Referendum contro il piano sosta A Bergamo via alla raccolta firme

Referendum contro il piano sosta
A Bergamo via alla raccolta firme

La Lega lancia una raccolta firme per proporre un referendum tra i cittadini contro il nuovo piano della sosta della giunta Gori.

«Abbiamo già iniziato una raccolta firme - dichiara Alberto Ribolla, segretario cittadino - e a breve, sollecitati dai commercianti, dai residenti del centro, dei quartieri e dei paesi della cintura, scenderemo in piazza con i gazebo, già programmati per il mese di febbraio e marzo, organizzando anche un referendum tra i cittadini. Contemporaneamente - continua Ribolla - stiamo promuovendo una campagna porta a porta, tra abitazioni e negozi, per raccogliere i pareri della gente e per confrontarci sulle problematiche conseguenti. Ricordo, inoltre, che l’amministrazione Gori ha annunciato che a fine mese verrà attuato, dopo l’aumento del costo della sosta su strada (ora addirittura maggiore, in certi casi, al costo della sosta nei parcheggi in silos) e dopo l’introduzione del pagamento della sosta la domenica, anche il pagamento della sosta per i residenti, senza però dare alcuna soluzione alla carenza dei posti auto già esistente che, almeno la domenica, veniva parzialmente supplita dai parcheggi gratuiti.

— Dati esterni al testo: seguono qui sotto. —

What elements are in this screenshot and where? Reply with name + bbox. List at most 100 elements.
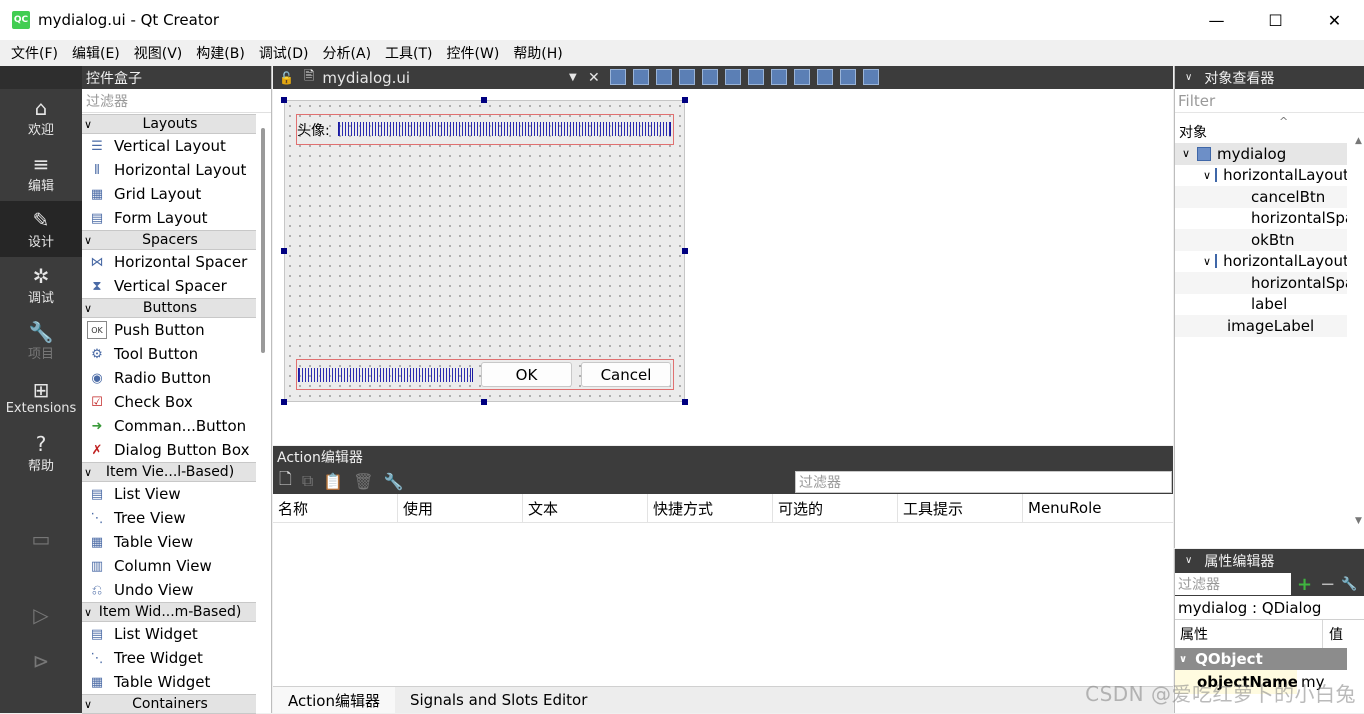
ok-button[interactable]: OK: [481, 362, 572, 387]
object-tree-item[interactable]: imageLabel: [1175, 315, 1347, 337]
menu-file[interactable]: 文件(F): [4, 43, 65, 63]
mode-debug[interactable]: ✲ 调试: [0, 257, 82, 313]
object-tree-item[interactable]: ∨mydialog: [1175, 143, 1347, 165]
widget-category[interactable]: ∨Item Vie...l-Based): [82, 462, 256, 482]
paste-action-icon[interactable]: 📋: [323, 472, 343, 491]
property-group-qobject[interactable]: ∨ QObject: [1175, 648, 1347, 670]
open-file-name[interactable]: mydialog.ui: [322, 69, 410, 87]
file-dropdown-icon[interactable]: ▼: [569, 72, 577, 83]
object-tree-item[interactable]: horizontalSpacer: [1175, 272, 1347, 294]
add-dynamic-property-icon[interactable]: +: [1297, 574, 1312, 595]
menu-debug[interactable]: 调试(D): [252, 43, 316, 63]
menu-edit[interactable]: 编辑(E): [65, 43, 127, 63]
layout-horizontal-icon[interactable]: [702, 69, 718, 85]
layout-vertical-splitter-icon[interactable]: [771, 69, 787, 85]
widget-category[interactable]: ∨Spacers: [82, 230, 256, 250]
mode-design[interactable]: ✎ 设计: [0, 201, 82, 257]
menu-help[interactable]: 帮助(H): [506, 43, 569, 63]
mode-welcome[interactable]: ⌂ 欢迎: [0, 89, 82, 145]
column-header[interactable]: 使用: [398, 494, 523, 522]
menu-analyze[interactable]: 分析(A): [316, 43, 379, 63]
value-column-header[interactable]: 值: [1323, 620, 1343, 648]
configure-icon[interactable]: 🔧: [384, 472, 404, 491]
delete-action-icon[interactable]: 🗑: [353, 472, 373, 491]
widget-item[interactable]: ⦀Horizontal Layout: [82, 158, 256, 182]
widget-category[interactable]: ∨Buttons: [82, 298, 256, 318]
widget-category[interactable]: ∨Layouts: [82, 114, 256, 134]
menu-build[interactable]: 构建(B): [189, 43, 252, 63]
object-tree-item[interactable]: ∨horizontalLayout: [1175, 251, 1347, 273]
resize-handle[interactable]: [481, 399, 487, 405]
widget-item[interactable]: ⋈Horizontal Spacer: [82, 250, 256, 274]
resize-handle[interactable]: [682, 248, 688, 254]
widget-box-scrollbar[interactable]: [261, 128, 265, 353]
widget-item[interactable]: ▤List Widget: [82, 622, 256, 646]
widget-category[interactable]: ∨Containers: [82, 694, 256, 714]
layout-grid-icon[interactable]: [817, 69, 833, 85]
run-icon[interactable]: ▷: [0, 592, 82, 638]
configure-icon[interactable]: 🔧: [1341, 577, 1357, 592]
chevron-down-icon[interactable]: ∨: [1185, 72, 1192, 83]
column-header[interactable]: 快捷方式: [648, 494, 773, 522]
layout-form-icon[interactable]: [794, 69, 810, 85]
expand-arrow-icon[interactable]: ∨: [1179, 147, 1193, 160]
column-header[interactable]: 文本: [523, 494, 648, 522]
resize-handle[interactable]: [481, 97, 487, 103]
chevron-down-icon[interactable]: ∨: [1185, 555, 1192, 566]
widget-item[interactable]: ⚙Tool Button: [82, 342, 256, 366]
widget-item[interactable]: ➜Comman...Button: [82, 414, 256, 438]
widget-filter-input[interactable]: 过滤器: [82, 89, 271, 113]
new-action-icon[interactable]: 🗋: [279, 468, 292, 495]
tab-action-editor[interactable]: Action编辑器: [273, 687, 395, 713]
dialog-form[interactable]: 头像: OK Cancel: [284, 100, 685, 402]
cancel-button[interactable]: Cancel: [581, 362, 671, 387]
widget-item[interactable]: OKPush Button: [82, 318, 256, 342]
widget-item[interactable]: ▦Grid Layout: [82, 182, 256, 206]
menu-widgets[interactable]: 控件(W): [440, 43, 507, 63]
mode-extensions[interactable]: ⊞ Extensions: [0, 369, 82, 425]
resize-handle[interactable]: [281, 97, 287, 103]
resize-handle[interactable]: [281, 248, 287, 254]
column-header[interactable]: 可选的: [773, 494, 898, 522]
maximize-button[interactable]: ☐: [1246, 0, 1305, 40]
minimize-button[interactable]: —: [1187, 0, 1246, 40]
layout-horizontal-splitter-icon[interactable]: [748, 69, 764, 85]
object-tree-item[interactable]: okBtn: [1175, 229, 1347, 251]
property-column-header[interactable]: 属性: [1175, 620, 1323, 648]
widget-item[interactable]: ▤Form Layout: [82, 206, 256, 230]
column-header[interactable]: 工具提示: [898, 494, 1023, 522]
edit-buddies-icon[interactable]: [656, 69, 672, 85]
close-button[interactable]: ✕: [1305, 0, 1364, 40]
widget-item[interactable]: ✗Dialog Button Box: [82, 438, 256, 462]
debug-run-icon[interactable]: ⊳: [0, 638, 82, 684]
widget-item[interactable]: ☑Check Box: [82, 390, 256, 414]
expand-arrow-icon[interactable]: ∨: [1203, 255, 1211, 268]
widget-item[interactable]: ☰Vertical Layout: [82, 134, 256, 158]
mode-help[interactable]: ? 帮助: [0, 425, 82, 481]
remove-dynamic-property-icon[interactable]: −: [1320, 574, 1335, 595]
expand-arrow-icon[interactable]: ∨: [1203, 169, 1211, 182]
widget-category[interactable]: ∨Item Wid...m-Based): [82, 602, 256, 622]
object-tree-item[interactable]: ∨horizontalLayout_2: [1175, 165, 1347, 187]
object-tree-item[interactable]: cancelBtn: [1175, 186, 1347, 208]
mode-edit[interactable]: ≡ 编辑: [0, 145, 82, 201]
widget-item[interactable]: ⋱Tree View: [82, 506, 256, 530]
widget-item[interactable]: ◉Radio Button: [82, 366, 256, 390]
column-header[interactable]: MenuRole: [1023, 494, 1173, 522]
close-document-icon[interactable]: ✕: [588, 70, 600, 86]
widget-item[interactable]: ⧗Vertical Spacer: [82, 274, 256, 298]
horizontal-spacer-top[interactable]: [338, 122, 671, 136]
resize-handle[interactable]: [682, 399, 688, 405]
property-filter-input[interactable]: 过滤器: [1175, 573, 1291, 595]
widget-item[interactable]: ▦Table View: [82, 530, 256, 554]
break-layout-icon[interactable]: [840, 69, 856, 85]
edit-signals-slots-icon[interactable]: [633, 69, 649, 85]
widget-item[interactable]: ⋱Tree Widget: [82, 646, 256, 670]
widget-item[interactable]: ▥Column View: [82, 554, 256, 578]
object-column-header[interactable]: 对象 ^: [1175, 121, 1364, 143]
object-inspector-scrollbar[interactable]: ▲ ▼: [1355, 136, 1361, 526]
action-filter-input[interactable]: 过滤器: [795, 471, 1172, 493]
mode-projects[interactable]: 🔧 项目: [0, 313, 82, 369]
tab-signals-slots-editor[interactable]: Signals and Slots Editor: [395, 687, 602, 713]
edit-widgets-icon[interactable]: [610, 69, 626, 85]
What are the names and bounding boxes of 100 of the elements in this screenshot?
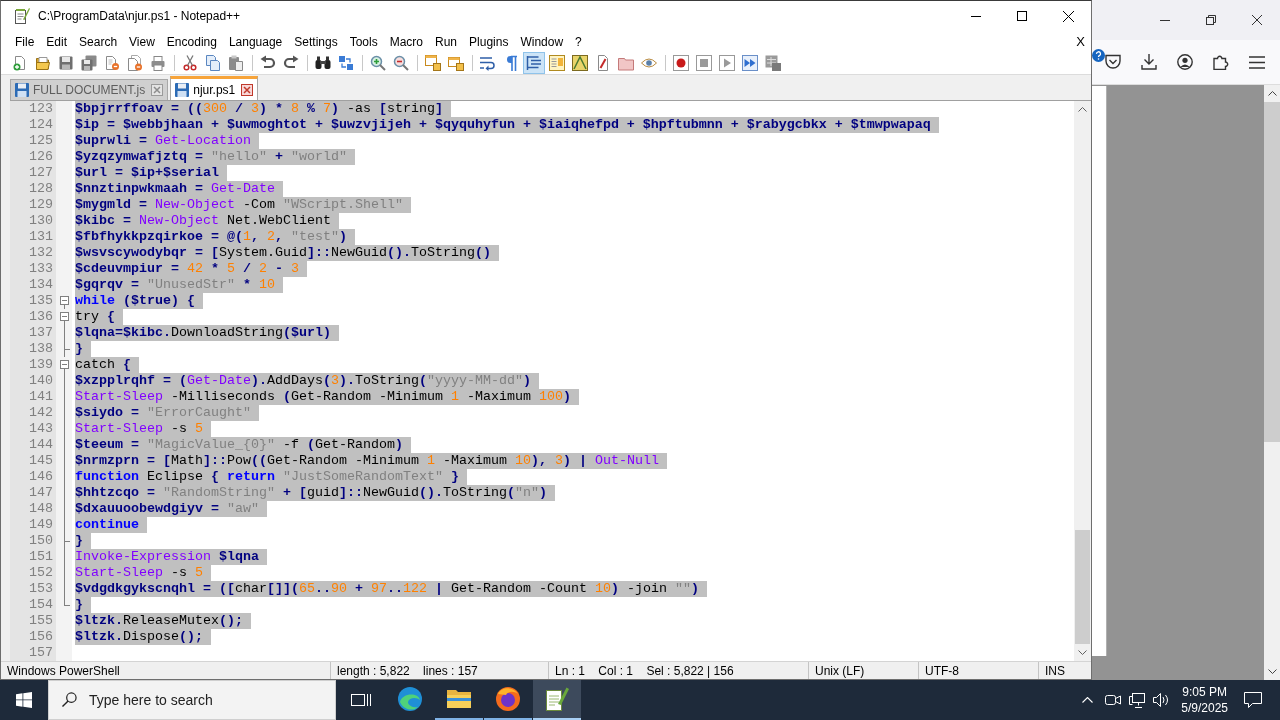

«Tra le criticità già segnalate relativamente all’introduzione del pagamento della sosta la domenica, ad esempio, la durata massima troppo esigua (solo 2 ore) che non permette di poter fare acquisti o di recarsi ad eventi culturali in città, o la mancata previsione di convenzioni con i parcheggi in silos, già richiesta più volte dalla Lega Nord ed appoggiata, anche pubblicamente, dai commercianti. Continuiamo a ritenere - conclude Ribolla - che il piano della sosta nel suo complesso sia estremamente negativo e che danneggi, da un lato, il commercio, tessuto vitale della città, a tutto favore dei centri commerciali, e, dall’altro, le tasche dei cittadini, senza avere alcun servizio in cambio, come il potenziamento delle corse degli autobus, che non è stato previsto».